Roman - Bölüm 4 - Nick ve Jane I

İki Yabancı
Cumartesi günü yarım gün çalışıyorum. Bu yüzden saat 1 gibi odaya çıkıp bütün öğlenden sonrayı ve hatta akşamı ve hatta geceyi odamda televizyon izleyip, viski ve pro keyfi yaparak geçirmiştim. Bu dinlenme iyi gelmişti bana.

Pazar sabahı erken uyanmıştım. Spor salonuna inmeye karar verdim. Saat henüz 7 idi. Resepsiyonu arayıp spor salonunu açmalarını söyledim. "Cenk Bey günaydın, Amerikalı bir çift rica etmişlerdi, onlar için açtık, şu anda açık" diye yanıtlayınca "peki, teşekkür ederim" diyerek aşağıya indim.
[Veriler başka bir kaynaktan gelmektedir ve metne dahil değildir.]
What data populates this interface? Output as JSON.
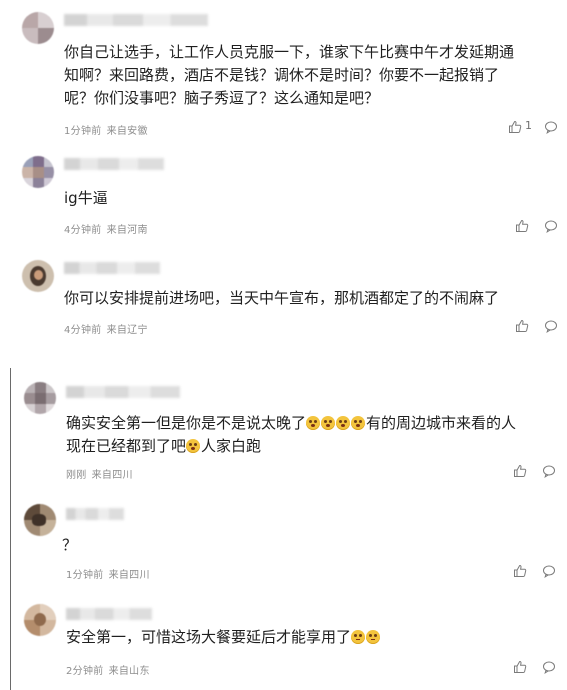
{
  "comments_top": [
    {
      "text": "你自己让选手，让工作人员克服一下，谁家下午比赛中午才发延期通\n知啊？来回路费，酒店不是钱？调休不是时间？你要不一起报销了\n呢？你们没事吧？脑子秀逗了？这么通知是吧？",
      "time": "1分钟前",
      "location": "来自安徽",
      "likes": "1"
    },
    {
      "text": "ig牛逼",
      "time": "4分钟前",
      "location": "来自河南",
      "likes": ""
    },
    {
      "text": "你可以安排提前进场吧，当天中午宣布，那机酒都定了的不闹麻了",
      "time": "4分钟前",
      "location": "来自辽宁",
      "likes": ""
    }
  ],
  "comments_bottom": [
    {
      "text_before_emoji": "确实安全第一但是你是不是说太晚了",
      "emoji_group_1_count": 4,
      "text_middle": "有的周边城市来看的人\n现在已经都到了吧",
      "emoji_group_2_count": 1,
      "text_after": "人家白跑",
      "time": "刚刚",
      "location": "来自四川"
    },
    {
      "text": "？",
      "time": "1分钟前",
      "location": "来自四川"
    },
    {
      "text": "安全第一，可惜这场大餐要延后才能享用了",
      "emoji_count": 2,
      "time": "2分钟前",
      "location": "来自山东"
    }
  ],
  "icons": {
    "like": "thumbs-up-icon",
    "reply": "speech-bubble-icon"
  }
}
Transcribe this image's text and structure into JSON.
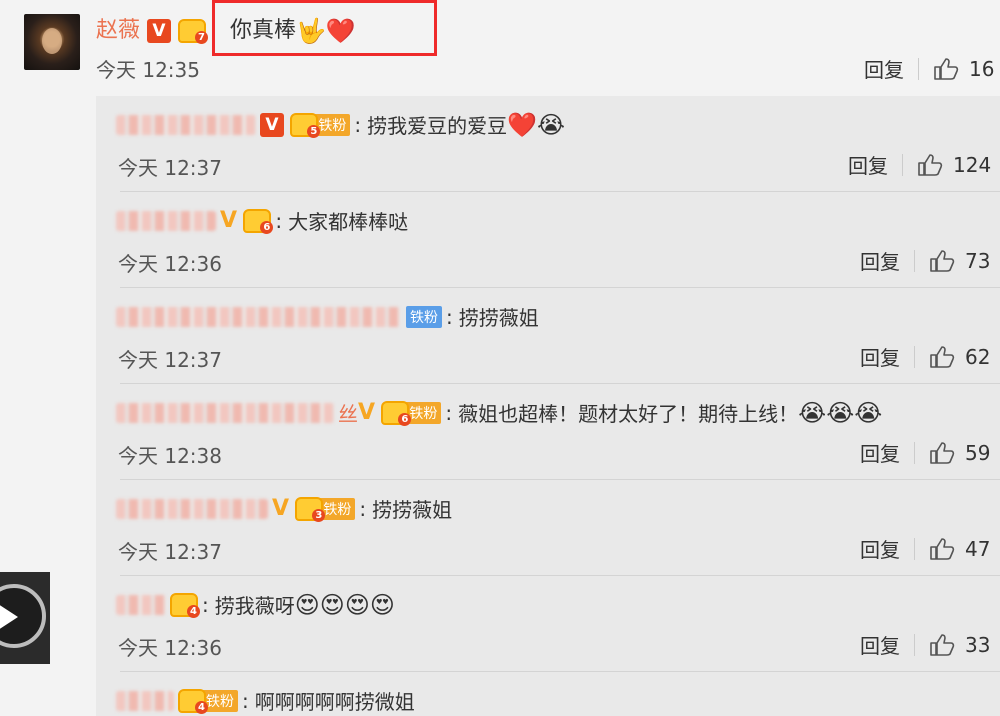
{
  "main_comment": {
    "author": "赵薇",
    "badge_v": "V",
    "level": "7",
    "text": "你真棒",
    "emojis": [
      "🤟",
      "❤️"
    ],
    "time": "今天 12:35",
    "reply_label": "回复",
    "like_count": "16"
  },
  "replies": [
    {
      "level": "5",
      "fan_label": "铁粉",
      "text": "捞我爱豆的爱豆",
      "emojis": [
        "❤️",
        "😭"
      ],
      "time": "今天 12:37",
      "reply_label": "回复",
      "like_count": "124"
    },
    {
      "level": "6",
      "fan_label": "",
      "text": "大家都棒棒哒",
      "emojis": [],
      "time": "今天 12:36",
      "reply_label": "回复",
      "like_count": "73"
    },
    {
      "level": "",
      "fan_label": "铁粉",
      "text": "捞捞薇姐",
      "emojis": [],
      "time": "今天 12:37",
      "reply_label": "回复",
      "like_count": "62"
    },
    {
      "name_tail": "丝",
      "level": "6",
      "fan_label": "铁粉",
      "text": "薇姐也超棒！题材太好了！期待上线！",
      "emojis": [
        "😭",
        "😭",
        "😭"
      ],
      "time": "今天 12:38",
      "reply_label": "回复",
      "like_count": "59"
    },
    {
      "level": "3",
      "fan_label": "铁粉",
      "text": "捞捞薇姐",
      "emojis": [],
      "time": "今天 12:37",
      "reply_label": "回复",
      "like_count": "47"
    },
    {
      "level": "4",
      "fan_label": "",
      "text": "捞我薇呀",
      "emojis": [
        "😍",
        "😍",
        "😍",
        "😍"
      ],
      "time": "今天 12:36",
      "reply_label": "回复",
      "like_count": "33"
    },
    {
      "level": "4",
      "fan_label": "铁粉",
      "text": "啊啊啊啊啊捞微姐",
      "emojis": [],
      "time": "",
      "reply_label": "",
      "like_count": ""
    }
  ],
  "colors": {
    "name_accent": "#eb7350",
    "highlight_box": "#ef2a2a",
    "badge_orange": "#f6a623",
    "fan_blue": "#5a9ee8"
  },
  "icons": {
    "like": "thumbs-up-icon",
    "play": "play-icon"
  }
}
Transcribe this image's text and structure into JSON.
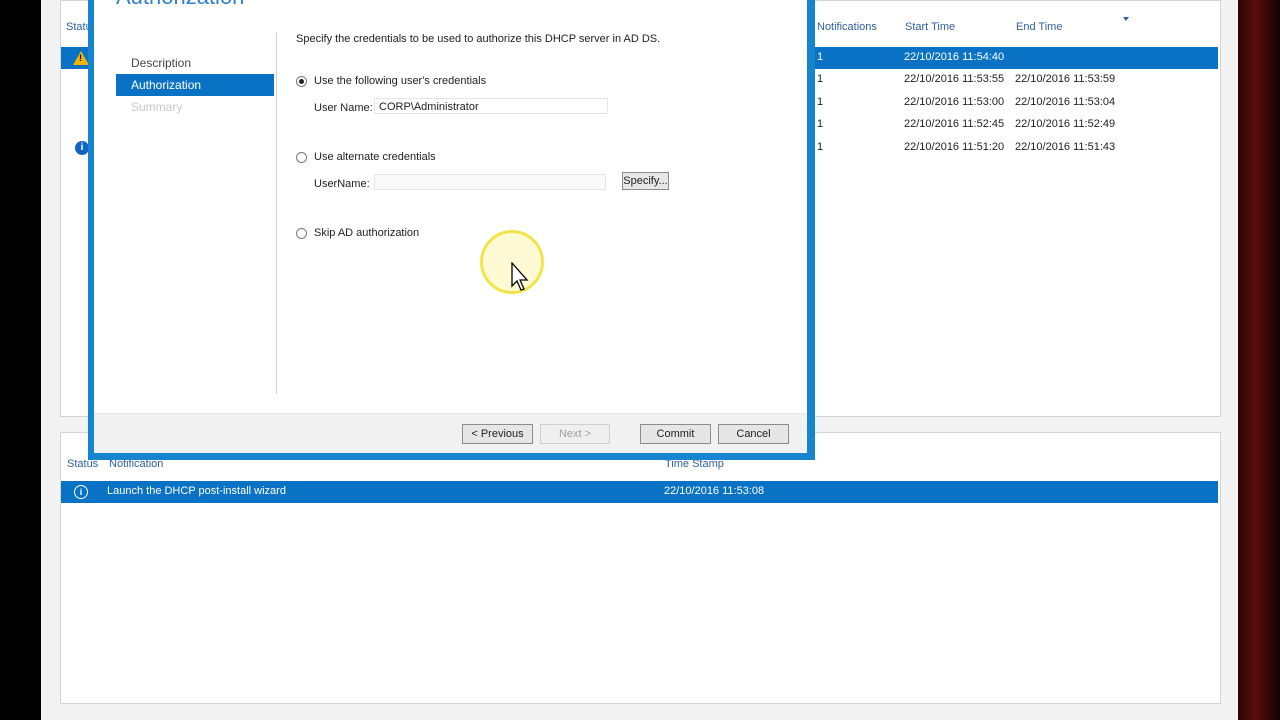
{
  "dialog": {
    "title": "Authorization",
    "nav": [
      {
        "label": "Description",
        "state": "normal"
      },
      {
        "label": "Authorization",
        "state": "active"
      },
      {
        "label": "Summary",
        "state": "disabled"
      }
    ],
    "intro": "Specify the credentials to be used to authorize this DHCP server in AD DS.",
    "option_user_creds": "Use the following user's credentials",
    "user_name_label": "User Name:",
    "user_name_value": "CORP\\Administrator",
    "option_alt_creds": "Use alternate credentials",
    "alt_user_name_label": "UserName:",
    "alt_user_name_value": "",
    "specify_label": "Specify...",
    "option_skip": "Skip AD authorization",
    "buttons": {
      "previous": "< Previous",
      "next": "Next >",
      "commit": "Commit",
      "cancel": "Cancel"
    }
  },
  "tasks": {
    "headers": {
      "status": "Status",
      "notifications": "Notifications",
      "start_time": "Start Time",
      "end_time": "End Time"
    },
    "rows": [
      {
        "count": "1",
        "start": "22/10/2016 11:54:40",
        "end": ""
      },
      {
        "count": "1",
        "start": "22/10/2016 11:53:55",
        "end": "22/10/2016 11:53:59"
      },
      {
        "count": "1",
        "start": "22/10/2016 11:53:00",
        "end": "22/10/2016 11:53:04"
      },
      {
        "count": "1",
        "start": "22/10/2016 11:52:45",
        "end": "22/10/2016 11:52:49"
      },
      {
        "count": "1",
        "start": "22/10/2016 11:51:20",
        "end": "22/10/2016 11:51:43"
      }
    ]
  },
  "notifications": {
    "headers": {
      "status": "Status",
      "notification": "Notification",
      "time_stamp": "Time Stamp"
    },
    "rows": [
      {
        "text": "Launch the DHCP post-install wizard",
        "time": "22/10/2016 11:53:08"
      }
    ]
  },
  "colors": {
    "accent": "#0a72c4",
    "dialog_border": "#1784d0",
    "header_text": "#2f5f9e",
    "warning": "#f0b400"
  }
}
Salona indiğimde 50li yaşlarda 1.70 boyunda sarışın amerikalı bir bay ve 30larında, kumral, muhtemelen latin kökenli bir bayan vardı. Yan yana koşu bantlarında koşuyorlardı. Onlarla selamlaştıktan sonra ben de 3üncü koşu bandına çıkıp yavaş tempoda koşmaya başladım. Bu arada kadın koşu bandındaki işini bitirmiş, ağırlık çalışılan aletlerden birine geçmişti. Fitness salonu otelin en alt katında ve penceresiz olduğu için koşu bantları ve cihazların tamamı yüz yüze bakacak şekilde kuruluydu. Kadın benim koşu bandımın tam karşısındaki alete oturup kollarını çalıştırmaya başladı. İri göğüsleri kollarını iki yana açıp kapattığında üzerindeki dar bodyden meydana çıkıyordu. Spor body nin dekoltesi ise özellikle kollarını kapattığında göğüslerinin daha fazla görünmesine sebep oluyordu. Pazar sabahı böyle bir manzaraya karşı koşmak kadar keyifli birşey yoktu doğrusu. Bir ara göz göze geldik. Nazikce gülümsememe o da gülümseyerek karşılık vermişti. Ancak onu ve göğüslerini izlediğimi de fark etmişti. Biraz utanarak başımı başka tarafa çevirmeye çalıştım ancak tam önümde olduğu için bakacak başka bir yer de yoktu. O arada adam gelerek kadının dudaklarında bir buse kondurdu. Kadının bastığı ağırlığa konsantrasyonu bozulunca kolları hızlı açıldı ve acıyla inledi. Anlaşılan kolu ciddi acımıştı ani gerilme karşısında. Koşu bandını durdurup yanına gittim ikisinin. Kendimi tanıttım. İlgi gösterdiğim için mutlu oldular, fitness salonunun ecza dolabında bulunan soğutucu jeli getirip verdim. Çok ciddi birşeyi yoktu kadının ancak canı yandığı belliydi yüzünün ifadesinden.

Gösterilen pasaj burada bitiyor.